34. The trial magistrate considered several authorities to assess general damages that were reasonable to compensate the Appellant. These included: -1)Vincent Mbogholi vs. Harrison Tunje Chelyalya [2017]eKLR where an award of Kshs. 500,000/= for a fracture of the left tibia, blunt injury to the chest and left lower limb and bruises on the left forearm right foot and bit toe were upheld;2)In David Mutembei vs. Maurice Ochieng Odoyo [2019]eKLR an award of Kshs. 1,600,00 for fracture of the right femur and proximal farcture of the l eft tibia was reduced on appeal to Kshs. 800,000/=3)In Nahashon Nyabako Nyadenga vs. Peter Nyakweba Omago [2021) eKLR where the plaintiff suffered bruises on her face with compound fracture of the right leg an award of Kshs. 900,000/= was reduced to Kshs. 650,000/= on appeal;4)In Daneva Heavy Trucks & ANotehr vs. Chrispine Otieno (2022)EKLR an award of Kshs. 1,000,000/= was reduced to the Kshs. 800,000/= where the plaintiff suffered fracture of the pelvis and left tibia and fibula.
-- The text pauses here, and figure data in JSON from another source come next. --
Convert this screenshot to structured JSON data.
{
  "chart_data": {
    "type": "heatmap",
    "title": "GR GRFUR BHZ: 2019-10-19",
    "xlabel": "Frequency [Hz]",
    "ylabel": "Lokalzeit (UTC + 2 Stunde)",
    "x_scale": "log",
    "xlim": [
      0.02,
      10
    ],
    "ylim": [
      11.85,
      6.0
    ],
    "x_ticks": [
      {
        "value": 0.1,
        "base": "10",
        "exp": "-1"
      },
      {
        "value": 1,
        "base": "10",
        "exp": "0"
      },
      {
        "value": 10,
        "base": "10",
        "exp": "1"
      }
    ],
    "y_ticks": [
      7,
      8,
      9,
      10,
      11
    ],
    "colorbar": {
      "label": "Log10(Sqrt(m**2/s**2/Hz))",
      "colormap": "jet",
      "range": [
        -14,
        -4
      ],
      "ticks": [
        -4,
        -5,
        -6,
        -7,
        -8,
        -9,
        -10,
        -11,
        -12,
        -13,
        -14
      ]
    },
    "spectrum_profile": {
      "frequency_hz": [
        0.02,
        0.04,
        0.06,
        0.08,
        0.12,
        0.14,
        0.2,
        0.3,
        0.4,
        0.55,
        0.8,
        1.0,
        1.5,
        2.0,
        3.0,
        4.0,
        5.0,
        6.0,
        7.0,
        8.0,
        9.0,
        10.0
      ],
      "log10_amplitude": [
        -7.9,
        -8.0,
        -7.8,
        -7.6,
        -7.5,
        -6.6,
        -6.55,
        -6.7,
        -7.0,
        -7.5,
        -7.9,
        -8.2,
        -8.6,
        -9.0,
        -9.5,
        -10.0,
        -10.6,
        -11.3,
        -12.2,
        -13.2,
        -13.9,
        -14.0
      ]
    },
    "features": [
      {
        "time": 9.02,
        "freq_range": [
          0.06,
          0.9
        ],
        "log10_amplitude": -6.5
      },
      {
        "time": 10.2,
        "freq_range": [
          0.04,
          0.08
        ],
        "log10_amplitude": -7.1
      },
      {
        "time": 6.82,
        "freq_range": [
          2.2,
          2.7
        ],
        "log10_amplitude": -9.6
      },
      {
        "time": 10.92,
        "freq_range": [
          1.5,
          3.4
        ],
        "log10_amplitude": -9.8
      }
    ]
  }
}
35. The conclusion by the trial magistrate that the Appellant was entitled to general damages of Kshs. 200,000/= does not reflect that inflation was considered as the awards guiding the said assessment were made several years back. The quantum of damages assessed is also much lower than similar ones in the authorities cited even where the Appellants injuries were more severe. This court therefore finds that the award made was inordinately low in the circumstances. The same is set aside and substituted thereof with an award of Kshs, 500,000 as general damages for pain and suffering. The award of special damages is upheld as it was not in dispute. The cost of this appeal to be borne by the Respondent.
DATED, DELIVERED AND SIGNED AT MIGORI THIS 19TH DAY OF SEPTEMBER, 2024A. ONGINJOJUDGERuling delivered in the presence of:-Mr. Ochwangi Advocate holding brief for Angasa Advocate for the Appellant.Mr. Mattah for the Respondent.Victor Court Assistants.